What happens when you run a Google search?
At a high level, Google’s search engine is based on a long list of websites from which Google has already scraped information, using automated software it calls a “crawler”. The crawler gathers keywords and other data about sites on the internet, and at this point billions of webpages have been analysed this way.
When users type in a search query, Google takes their request and goes looking in its records for any matches. Then it faces another problem: how to organise all the results.
This is where the more subjective parts of Google’s search engine come in. More than 100 factors – from where the user is located to how recently a given webpage was updated – contribute to how highly a certain result may appear. In addition, the company’s famous PageRank algorithm, developed by co-founders Larry Page and Sergey Brin, plays a role in determining the authoritativeness of a given source.

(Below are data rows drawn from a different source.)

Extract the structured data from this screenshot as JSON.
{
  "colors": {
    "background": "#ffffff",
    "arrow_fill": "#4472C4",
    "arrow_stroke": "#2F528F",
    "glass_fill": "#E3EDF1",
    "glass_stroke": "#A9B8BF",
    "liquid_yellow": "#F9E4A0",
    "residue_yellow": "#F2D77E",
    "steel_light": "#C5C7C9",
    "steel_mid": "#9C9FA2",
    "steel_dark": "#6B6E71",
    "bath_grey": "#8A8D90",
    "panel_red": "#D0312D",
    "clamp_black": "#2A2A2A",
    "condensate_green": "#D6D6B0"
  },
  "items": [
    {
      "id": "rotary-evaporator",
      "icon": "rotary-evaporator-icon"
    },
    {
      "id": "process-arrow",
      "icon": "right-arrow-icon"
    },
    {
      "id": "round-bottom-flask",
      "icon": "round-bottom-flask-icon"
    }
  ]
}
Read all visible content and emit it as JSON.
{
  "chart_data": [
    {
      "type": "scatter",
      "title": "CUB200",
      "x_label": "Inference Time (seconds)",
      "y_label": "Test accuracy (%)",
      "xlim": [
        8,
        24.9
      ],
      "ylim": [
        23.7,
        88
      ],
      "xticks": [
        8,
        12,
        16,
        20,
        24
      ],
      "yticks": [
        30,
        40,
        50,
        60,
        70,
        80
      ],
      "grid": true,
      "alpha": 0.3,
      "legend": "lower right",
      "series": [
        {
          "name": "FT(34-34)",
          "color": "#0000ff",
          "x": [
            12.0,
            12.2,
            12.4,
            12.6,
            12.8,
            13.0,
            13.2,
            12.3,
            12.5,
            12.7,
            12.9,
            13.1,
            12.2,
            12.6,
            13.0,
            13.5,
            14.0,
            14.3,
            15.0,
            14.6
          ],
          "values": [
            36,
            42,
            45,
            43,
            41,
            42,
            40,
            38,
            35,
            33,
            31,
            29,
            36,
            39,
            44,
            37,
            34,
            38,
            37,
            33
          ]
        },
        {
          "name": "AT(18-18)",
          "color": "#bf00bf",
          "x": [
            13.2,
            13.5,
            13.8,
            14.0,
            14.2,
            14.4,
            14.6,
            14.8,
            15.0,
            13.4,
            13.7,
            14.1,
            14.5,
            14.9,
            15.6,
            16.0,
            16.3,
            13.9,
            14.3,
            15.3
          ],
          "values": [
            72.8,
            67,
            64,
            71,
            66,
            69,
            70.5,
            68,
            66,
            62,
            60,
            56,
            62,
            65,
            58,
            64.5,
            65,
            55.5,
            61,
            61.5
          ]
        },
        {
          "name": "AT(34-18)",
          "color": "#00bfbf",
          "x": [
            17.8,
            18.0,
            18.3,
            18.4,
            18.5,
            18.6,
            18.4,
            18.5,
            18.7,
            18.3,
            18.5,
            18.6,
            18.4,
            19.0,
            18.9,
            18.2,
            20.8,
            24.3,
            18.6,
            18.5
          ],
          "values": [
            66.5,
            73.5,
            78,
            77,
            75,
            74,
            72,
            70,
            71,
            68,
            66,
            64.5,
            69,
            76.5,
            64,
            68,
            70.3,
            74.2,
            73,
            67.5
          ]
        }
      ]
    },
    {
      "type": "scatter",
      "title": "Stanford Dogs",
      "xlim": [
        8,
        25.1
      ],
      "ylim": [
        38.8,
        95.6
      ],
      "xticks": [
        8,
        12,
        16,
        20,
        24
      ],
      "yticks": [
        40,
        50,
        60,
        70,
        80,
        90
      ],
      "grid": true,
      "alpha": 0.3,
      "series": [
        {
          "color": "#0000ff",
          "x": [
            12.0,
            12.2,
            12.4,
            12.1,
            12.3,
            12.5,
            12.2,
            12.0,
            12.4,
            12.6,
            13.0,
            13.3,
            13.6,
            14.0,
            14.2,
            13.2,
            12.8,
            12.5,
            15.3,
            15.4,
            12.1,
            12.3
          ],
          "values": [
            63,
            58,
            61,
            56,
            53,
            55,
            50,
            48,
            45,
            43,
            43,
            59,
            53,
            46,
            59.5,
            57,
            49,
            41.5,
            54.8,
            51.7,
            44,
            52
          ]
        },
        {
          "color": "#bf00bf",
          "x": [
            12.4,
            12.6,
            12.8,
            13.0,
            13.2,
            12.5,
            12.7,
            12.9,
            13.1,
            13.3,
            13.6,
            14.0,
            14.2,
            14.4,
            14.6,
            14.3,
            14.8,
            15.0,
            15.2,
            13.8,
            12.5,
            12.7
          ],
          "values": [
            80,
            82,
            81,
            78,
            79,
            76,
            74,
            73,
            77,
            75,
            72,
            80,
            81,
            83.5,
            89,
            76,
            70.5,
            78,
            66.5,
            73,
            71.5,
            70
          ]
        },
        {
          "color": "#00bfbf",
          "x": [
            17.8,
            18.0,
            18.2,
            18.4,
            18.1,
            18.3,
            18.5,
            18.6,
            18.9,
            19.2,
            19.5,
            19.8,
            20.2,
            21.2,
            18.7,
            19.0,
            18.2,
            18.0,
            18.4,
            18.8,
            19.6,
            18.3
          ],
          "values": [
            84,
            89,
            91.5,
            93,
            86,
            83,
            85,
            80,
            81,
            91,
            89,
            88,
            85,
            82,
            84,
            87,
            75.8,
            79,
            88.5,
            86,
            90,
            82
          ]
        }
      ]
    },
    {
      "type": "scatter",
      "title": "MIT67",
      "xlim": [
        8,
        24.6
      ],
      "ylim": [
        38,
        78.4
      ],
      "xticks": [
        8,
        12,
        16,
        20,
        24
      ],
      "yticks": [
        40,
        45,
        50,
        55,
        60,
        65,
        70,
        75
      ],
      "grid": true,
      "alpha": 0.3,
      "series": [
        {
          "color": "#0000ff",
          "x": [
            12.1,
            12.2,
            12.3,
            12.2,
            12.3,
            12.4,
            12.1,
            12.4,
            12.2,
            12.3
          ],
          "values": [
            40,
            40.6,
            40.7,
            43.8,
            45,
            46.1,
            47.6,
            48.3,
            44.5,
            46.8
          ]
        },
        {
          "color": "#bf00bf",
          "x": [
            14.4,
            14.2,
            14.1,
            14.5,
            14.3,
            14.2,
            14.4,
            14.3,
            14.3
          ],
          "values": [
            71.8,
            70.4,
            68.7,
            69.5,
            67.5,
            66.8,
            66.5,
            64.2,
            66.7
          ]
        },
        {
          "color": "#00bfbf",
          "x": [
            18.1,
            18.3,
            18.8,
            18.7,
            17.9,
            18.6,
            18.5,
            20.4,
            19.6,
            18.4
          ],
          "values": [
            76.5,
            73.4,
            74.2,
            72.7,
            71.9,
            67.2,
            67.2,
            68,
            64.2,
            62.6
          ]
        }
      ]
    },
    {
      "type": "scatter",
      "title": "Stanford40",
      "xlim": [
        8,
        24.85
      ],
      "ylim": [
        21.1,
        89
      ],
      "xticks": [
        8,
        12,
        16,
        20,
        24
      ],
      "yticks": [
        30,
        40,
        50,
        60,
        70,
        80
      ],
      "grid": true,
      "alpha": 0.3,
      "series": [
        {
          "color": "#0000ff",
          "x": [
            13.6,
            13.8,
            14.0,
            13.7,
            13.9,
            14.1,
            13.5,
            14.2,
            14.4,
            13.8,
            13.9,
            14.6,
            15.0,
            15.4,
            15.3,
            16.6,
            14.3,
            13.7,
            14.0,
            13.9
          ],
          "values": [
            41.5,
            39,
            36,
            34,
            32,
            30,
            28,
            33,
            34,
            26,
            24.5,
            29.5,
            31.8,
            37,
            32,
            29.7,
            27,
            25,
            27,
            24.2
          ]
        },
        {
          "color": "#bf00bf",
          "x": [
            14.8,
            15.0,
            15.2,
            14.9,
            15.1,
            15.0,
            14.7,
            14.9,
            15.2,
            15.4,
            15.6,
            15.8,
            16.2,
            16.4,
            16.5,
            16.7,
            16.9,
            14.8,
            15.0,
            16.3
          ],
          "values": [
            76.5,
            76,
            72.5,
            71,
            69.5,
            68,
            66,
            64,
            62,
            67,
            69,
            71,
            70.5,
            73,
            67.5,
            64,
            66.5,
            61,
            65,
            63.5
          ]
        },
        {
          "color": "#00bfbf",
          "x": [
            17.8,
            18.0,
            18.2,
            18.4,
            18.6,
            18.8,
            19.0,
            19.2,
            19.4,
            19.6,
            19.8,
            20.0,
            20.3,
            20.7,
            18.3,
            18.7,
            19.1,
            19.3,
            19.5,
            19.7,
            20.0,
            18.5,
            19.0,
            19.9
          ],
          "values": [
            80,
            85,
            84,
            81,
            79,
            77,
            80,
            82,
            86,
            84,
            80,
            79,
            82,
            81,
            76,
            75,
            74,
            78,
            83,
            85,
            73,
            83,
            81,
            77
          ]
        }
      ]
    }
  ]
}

Google executives are hesitant to discuss the specifics of their software, for fear of encouraging those who may seek to game the algorithm. But, said Pandu Nayak, the head of Google’s search ranking team, Google tests its own search results with humans to ensure that the search engine does what it is meant to do: provide relevant and authoritative results.
Google News’ secret sauce
Recent changes to Google News have turned it into a much more personalised product. The company now applies artificial intelligence and accounts more for your expressed preferences.
This approach has given rise to questions about what determines “news” results and just how much its engineers truly understand about the decisions their AI is making. A consistent theme in current machine learning research is that the algorithms are typically black boxes – often, the only way to determine why an algorithm made a decision is to try to reverse-engineer the logic from the results.
Influencing the sauce?
Still, it appears, companies and individuals can influence Google search results.
Reverse-engineering Google has practically become something of a cottage industry, particularly in media. Publishers are constantly trying to find ways to compete for visibility on Google News and on Google Search. For example, Google’s tendency to favour recency, or “freshness”, incentivises companies to create their webpages with metadata keywords that the search engine can easily read.
But not even the best experts can know for sure whether their techniques are working.
Google tailors search results, but less than you think
Google’s algorithm, particularly for search, is a master algorithm that is applied in real time against each search query as it comes in, according to the company. Although the algorithm itself frequently changes as Google makes tweaks, it is applied identically to each search.
If the results differ from person to person, that could be because they may be using a browser in incognito mode, which deletes the cookies and other third-party tracking software. Or they may be searching from a different location, triggering Google’s reflex to return local results. They may also simply be performing a search slightly later in time than another, said Christo Wilson, a computer science professor at Northeastern University who has studied Google’s search practices for six years.
This may be a function of Google’s “bias” toward freshness, Wilson explained. And this is likely what Trump experienced as well. “The results he’s getting are going to be the same results that everyone is getting for those [same] queries,” said Wilson. “At least for the US.”
Overseas, it’s a different story
Which brings us to Google’s activities in other countries that underscore the company’s ability to censor results – literally. In China, the search giant has reportedly sought to build a version of its engine that complies with the government’s policy of blocking certain sensitive results, such as those related to the Tiananmen Square protests of 1989.
And it wasn’t long ago that Eric Schmidt, then the chairman of Google’s parent company, Alphabet, publicly considered the possibility of demoting content that is considered hateful or extreme.